A comienzos de este año se conocieron los primeros datos de una encuesta solicitada por la Suprema Corte de Mendoza. Sus resultados fueron estrepitosos: el 58,9% consideró que el desempeño judicial es pésimo y el 33% que es regular. La cruda matemática nos indica que nueve de cada diez personas consultadas no cuentan con una mirada favorable respecto del trabajo en los tribunales. Además se menciona el problema de la inseguridad ciudadana como el más predominante, siendo considerado un tema que la propia esfera judicial aún no atendió debidamente. Si bien se trata de un relevamiento que no es representativo, por lo que sería arriesgado afirmar que aquello que refleja la citada encuesta es plenamente cierto, vuelve a encender las alarmas sobre la percepción que tiene la ciudadanía acerca del rol que ejercen los tribunales.
El fenómeno que acabamos de mencionar podría recrudecer a partir de la reciente designación, vía decreto, de Ariel Lijo y Manuel García Mansilla a la Corte Suprema de Justicia, con el agravante de que en estos nombramientos también está implicado el Poder Ejecutivo.

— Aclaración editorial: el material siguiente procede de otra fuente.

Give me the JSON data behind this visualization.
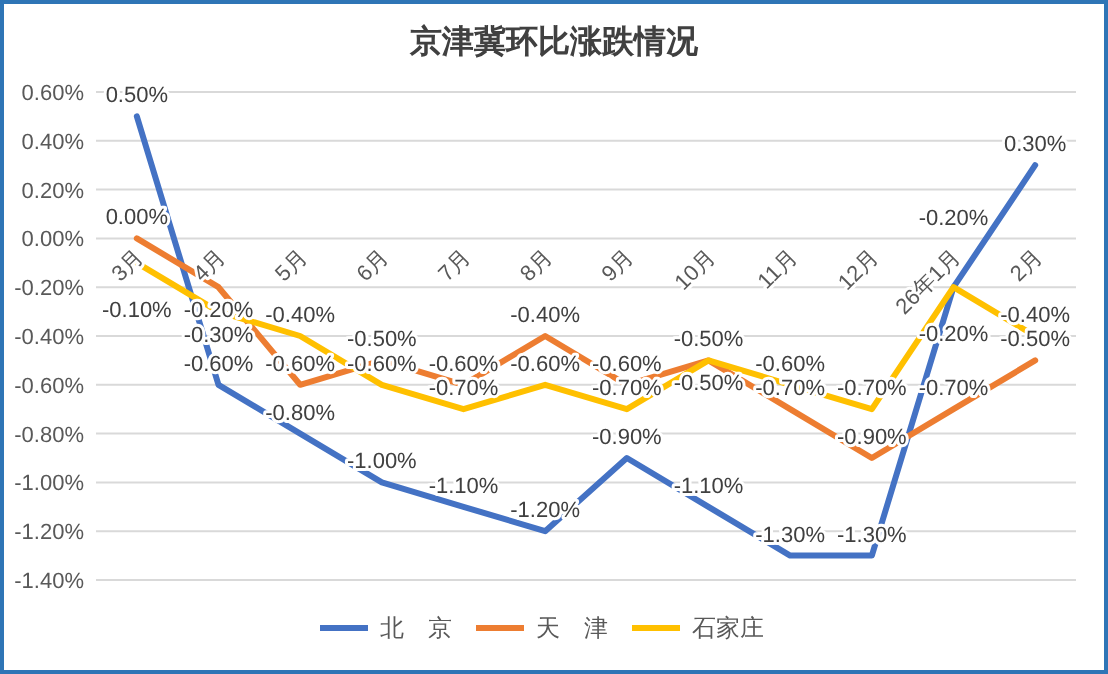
{
  "chart_data": {
    "type": "line",
    "title": "京津冀环比涨跌情况",
    "categories": [
      "3月",
      "4月",
      "5月",
      "6月",
      "7月",
      "8月",
      "9月",
      "10月",
      "11月",
      "12月",
      "26年1月",
      "2月"
    ],
    "series": [
      {
        "name": "北　京",
        "color": "#4472c4",
        "values": [
          0.5,
          -0.6,
          -0.8,
          -1.0,
          -1.1,
          -1.2,
          -0.9,
          -1.1,
          -1.3,
          -1.3,
          -0.2,
          0.3
        ],
        "value_labels": [
          "0.50%",
          "-0.60%",
          "-0.80%",
          "-1.00%",
          "-1.10%",
          "-1.20%",
          "-0.90%",
          "-1.10%",
          "-1.30%",
          "-1.30%",
          "-0.20%",
          "0.30%"
        ]
      },
      {
        "name": "天　津",
        "color": "#ed7d31",
        "values": [
          0.0,
          -0.2,
          -0.6,
          -0.5,
          -0.6,
          -0.4,
          -0.6,
          -0.5,
          -0.7,
          -0.9,
          -0.7,
          -0.5
        ],
        "value_labels": [
          "0.00%",
          "-0.20%",
          "-0.60%",
          "-0.50%",
          "-0.60%",
          "-0.40%",
          "-0.60%",
          "-0.50%",
          "-0.70%",
          "-0.90%",
          "-0.70%",
          "-0.50%"
        ]
      },
      {
        "name": "石家庄",
        "color": "#ffc000",
        "values": [
          -0.1,
          -0.3,
          -0.4,
          -0.6,
          -0.7,
          -0.6,
          -0.7,
          -0.5,
          -0.6,
          -0.7,
          -0.2,
          -0.4
        ],
        "value_labels": [
          "-0.10%",
          "-0.30%",
          "-0.40%",
          "-0.60%",
          "-0.70%",
          "-0.60%",
          "-0.70%",
          "-0.50%",
          "-0.60%",
          "-0.70%",
          "-0.20%",
          "-0.40%"
        ]
      }
    ],
    "ylim": [
      -1.4,
      0.6
    ],
    "yticks": [
      {
        "value": 0.6,
        "label": "0.60%"
      },
      {
        "value": 0.4,
        "label": "0.40%"
      },
      {
        "value": 0.2,
        "label": "0.20%"
      },
      {
        "value": 0,
        "label": "0.00%"
      },
      {
        "value": -0.2,
        "label": "-0.20%"
      },
      {
        "value": -0.4,
        "label": "-0.40%"
      },
      {
        "value": -0.6,
        "label": "-0.60%"
      },
      {
        "value": -0.8,
        "label": "-0.80%"
      },
      {
        "value": -1.0,
        "label": "-1.00%"
      },
      {
        "value": -1.2,
        "label": "-1.20%"
      },
      {
        "value": -1.4,
        "label": "-1.40%"
      }
    ],
    "grid": "y",
    "legend": "bottom",
    "marker": "none",
    "line_style": "solid"
  }
}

En la conclusión del libro ¿Qué es la filosofía?, Gilles Deleuze y Félix Guattari afirmaron lo siguiente: Sólo pedimos un poco de orden para protegernos del caos. No hay cosa que resulte más dolorosa, más angustiante, que un pensamiento que se escapa de sí mismo . Incesantemente extraviamos nuestras ideas. Por este motivo nos empeñamos tanto en agarrarnos a opiniones establecidas ¿El título de la conclusión en cuestión? Del caos al cerebro. Allí asoman tres conceptos interesantes para evaluar los resultados de la encuesta aludida y las secuelas del decreto sancionado: orden, caos y opiniones establecidas. Y los consideramos relevantes porque, aun existiendo posturas enfrentadas al respecto, son los tribunales aquellos que tienen la tarea de conjurar el caos y ser garantes del orden social afianzando, como consecuencia, las opiniones establecidas.

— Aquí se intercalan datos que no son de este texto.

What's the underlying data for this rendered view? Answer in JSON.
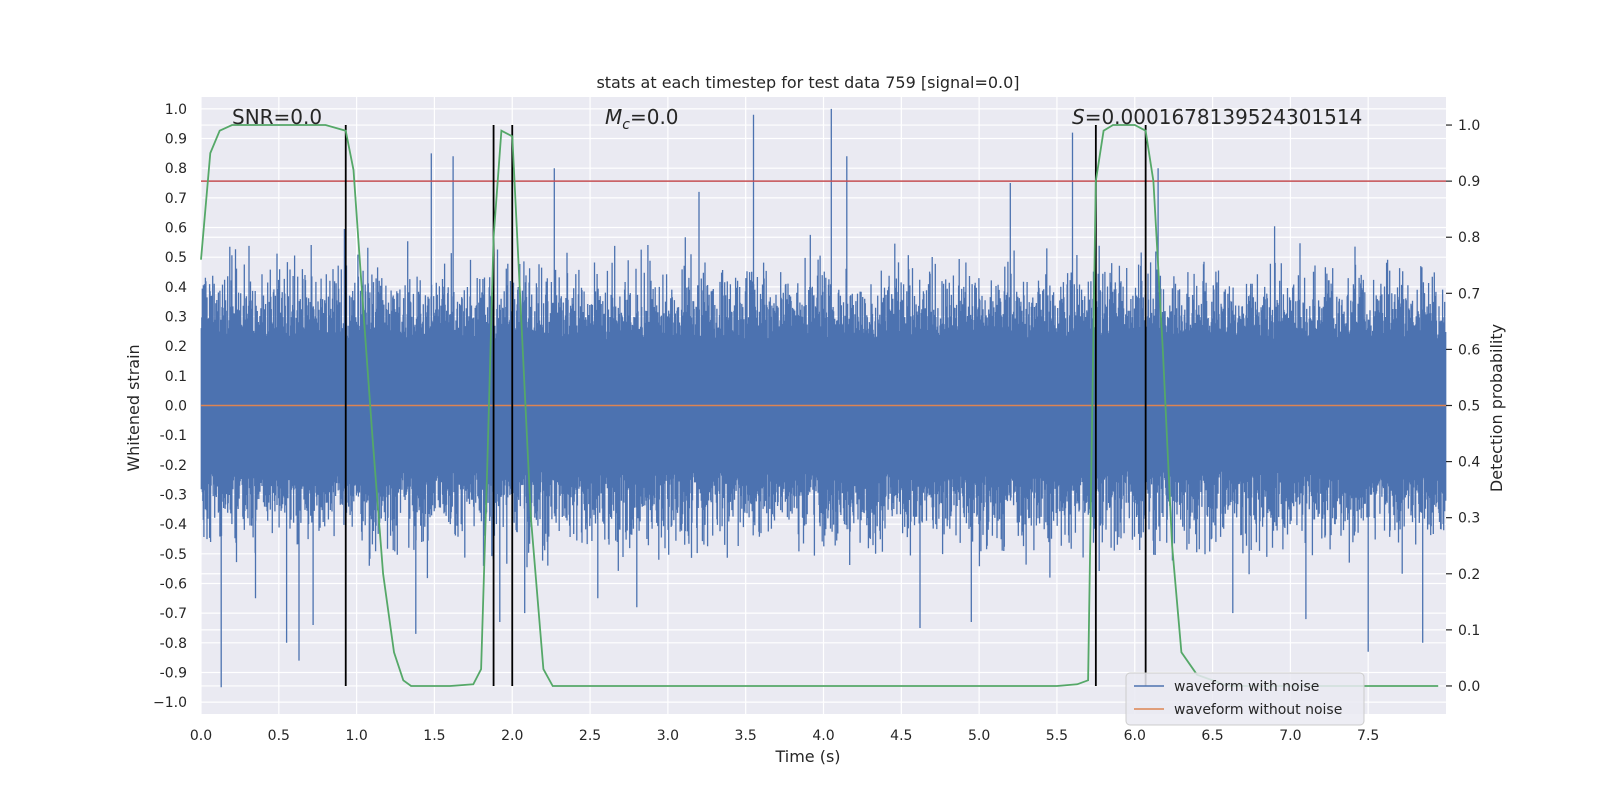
{
  "chart_data": {
    "type": "line",
    "title": "stats at each timestep for test data 759 [signal=0.0]",
    "xlabel": "Time (s)",
    "ylabel": "Whitened strain",
    "ylabel_right": "Detection probability",
    "xlim": [
      0.0,
      8.0
    ],
    "ylim": [
      -1.04,
      1.04
    ],
    "ylim_right": [
      -0.05,
      1.05
    ],
    "xticks": [
      "0.0",
      "0.5",
      "1.0",
      "1.5",
      "2.0",
      "2.5",
      "3.0",
      "3.5",
      "4.0",
      "4.5",
      "5.0",
      "5.5",
      "6.0",
      "6.5",
      "7.0",
      "7.5"
    ],
    "xtick_values": [
      0.0,
      0.5,
      1.0,
      1.5,
      2.0,
      2.5,
      3.0,
      3.5,
      4.0,
      4.5,
      5.0,
      5.5,
      6.0,
      6.5,
      7.0,
      7.5
    ],
    "yticks": [
      "1.0",
      "0.9",
      "0.8",
      "0.7",
      "0.6",
      "0.5",
      "0.4",
      "0.3",
      "0.2",
      "0.1",
      "0.0",
      "-0.1",
      "-0.2",
      "-0.3",
      "-0.4",
      "-0.5",
      "-0.6",
      "-0.7",
      "-0.8",
      "-0.9",
      "−1.0"
    ],
    "ytick_values": [
      1.0,
      0.9,
      0.8,
      0.7,
      0.6,
      0.5,
      0.4,
      0.3,
      0.2,
      0.1,
      0.0,
      -0.1,
      -0.2,
      -0.3,
      -0.4,
      -0.5,
      -0.6,
      -0.7,
      -0.8,
      -0.9,
      -1.0
    ],
    "yticks_right": [
      "1.0",
      "0.9",
      "0.8",
      "0.7",
      "0.6",
      "0.5",
      "0.4",
      "0.3",
      "0.2",
      "0.1",
      "0.0"
    ],
    "ytick_right_values": [
      1.0,
      0.9,
      0.8,
      0.7,
      0.6,
      0.5,
      0.4,
      0.3,
      0.2,
      0.1,
      0.0
    ],
    "annotations": {
      "snr": "SNR=0.0",
      "mc_symbol": "M",
      "mc_sub": "c",
      "mc_value": "=0.0",
      "s_symbol": "S",
      "s_value": "=0.0001678139524301514"
    },
    "legend": {
      "position": "lower-right",
      "entries": [
        "waveform with noise",
        "waveform without noise"
      ]
    },
    "colors": {
      "noise": "#4c72b0",
      "clean": "#dd8452",
      "probability": "#55a868",
      "threshold": "#c44e52",
      "markers": "#000000",
      "plot_bg": "#eaeaf2",
      "grid": "#ffffff"
    },
    "threshold": 0.9,
    "noise_envelope": {
      "typical_abs": 0.4,
      "max": 1.0,
      "min": -0.95
    },
    "vertical_markers": [
      0.93,
      1.88,
      2.0,
      5.75,
      6.07
    ],
    "noise_spikes": [
      {
        "t": 0.13,
        "v": -0.95
      },
      {
        "t": 0.55,
        "v": -0.8
      },
      {
        "t": 0.63,
        "v": -0.86
      },
      {
        "t": 0.72,
        "v": -0.74
      },
      {
        "t": 1.48,
        "v": 0.85
      },
      {
        "t": 1.62,
        "v": 0.84
      },
      {
        "t": 1.38,
        "v": -0.77
      },
      {
        "t": 1.92,
        "v": -0.73
      },
      {
        "t": 2.08,
        "v": -0.7
      },
      {
        "t": 2.27,
        "v": 0.8
      },
      {
        "t": 2.8,
        "v": -0.68
      },
      {
        "t": 3.55,
        "v": 0.98
      },
      {
        "t": 4.05,
        "v": 1.0
      },
      {
        "t": 4.15,
        "v": 0.84
      },
      {
        "t": 4.62,
        "v": -0.75
      },
      {
        "t": 4.95,
        "v": -0.73
      },
      {
        "t": 5.6,
        "v": 0.92
      },
      {
        "t": 6.15,
        "v": 0.8
      },
      {
        "t": 6.63,
        "v": -0.7
      },
      {
        "t": 7.1,
        "v": -0.72
      },
      {
        "t": 7.5,
        "v": -0.83
      },
      {
        "t": 7.85,
        "v": -0.8
      },
      {
        "t": 5.2,
        "v": 0.75
      },
      {
        "t": 3.2,
        "v": 0.72
      },
      {
        "t": 2.55,
        "v": -0.65
      },
      {
        "t": 0.35,
        "v": -0.65
      }
    ],
    "probability_series": {
      "x": [
        0.0,
        0.06,
        0.12,
        0.2,
        0.3,
        0.5,
        0.8,
        0.93,
        0.98,
        1.03,
        1.1,
        1.17,
        1.24,
        1.3,
        1.35,
        1.45,
        1.6,
        1.75,
        1.8,
        1.84,
        1.88,
        1.93,
        2.0,
        2.05,
        2.12,
        2.2,
        2.26,
        2.5,
        3.0,
        3.5,
        4.0,
        4.5,
        5.0,
        5.5,
        5.63,
        5.7,
        5.75,
        5.8,
        5.86,
        6.0,
        6.07,
        6.12,
        6.18,
        6.24,
        6.3,
        6.4,
        6.6,
        7.0,
        7.5,
        7.95
      ],
      "y": [
        0.76,
        0.95,
        0.99,
        1.0,
        1.0,
        1.0,
        1.0,
        0.99,
        0.92,
        0.72,
        0.45,
        0.2,
        0.06,
        0.01,
        0.0,
        0.0,
        0.0,
        0.003,
        0.03,
        0.4,
        0.8,
        0.99,
        0.98,
        0.7,
        0.3,
        0.03,
        0.0,
        0.0,
        0.0,
        0.0,
        0.0,
        0.0,
        0.0,
        0.0,
        0.003,
        0.01,
        0.9,
        0.99,
        1.0,
        1.0,
        0.99,
        0.9,
        0.6,
        0.25,
        0.06,
        0.02,
        0.0,
        0.0,
        0.0,
        0.0
      ]
    }
  }
}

Lo dicho supone que frente a diferentes conflictos sociales, en particular si se trata de controversias de difícil resolución, nuestras sociedades estiman necesaria la presencia de personas preparadas, profesionales del derecho, que se encarguen de resolverlos. El camino iría aquí del caos al orden, y de las opiniones establecidas al tribunal. O con otras palabras, confiar que en el marco de criterios reglamentados, los integrantes de la administración de Justicia logren un desenlace que, al menos en parte, no genere más daño que el que debería remediar. Incluso admitiendo que parece incrementarse un descrédito por parte de la ciudadanía, incluso tolerándosele por momentos rutinas interminables y laberintos burocráticos tortuosos, el Poder Judicial tiene asignado el rol de traducir demandas colectivas en respuestas institucionales con efectos jurídicos legítimos.
Así las cosas, de profundizarse ese descrédito del que hablamos, incluyendo las designaciones por decreto de miembros del Máximo Tribunal del país, o si se propagaran irreflexivamente las rutinas y los laberintos tolerados, estaríamos frente al riesgo de ingresar en un proceso de mayor volatilidad con derivaciones imprevisibles. Si este fuera el escenario, nos dirigiríamos desde los tribunales hacia el caos, es decir, serían los mismos actores judiciales quienes en lugar de producir soluciones, generarían desconcierto. Por lo tanto resulta prudente señalar, sin ánimo catastrofista, que ese riesgo siempre latente puede convertirse en realidad.
*Investigador del Conicet / UNLP / Instituto de Cultura Jurídica.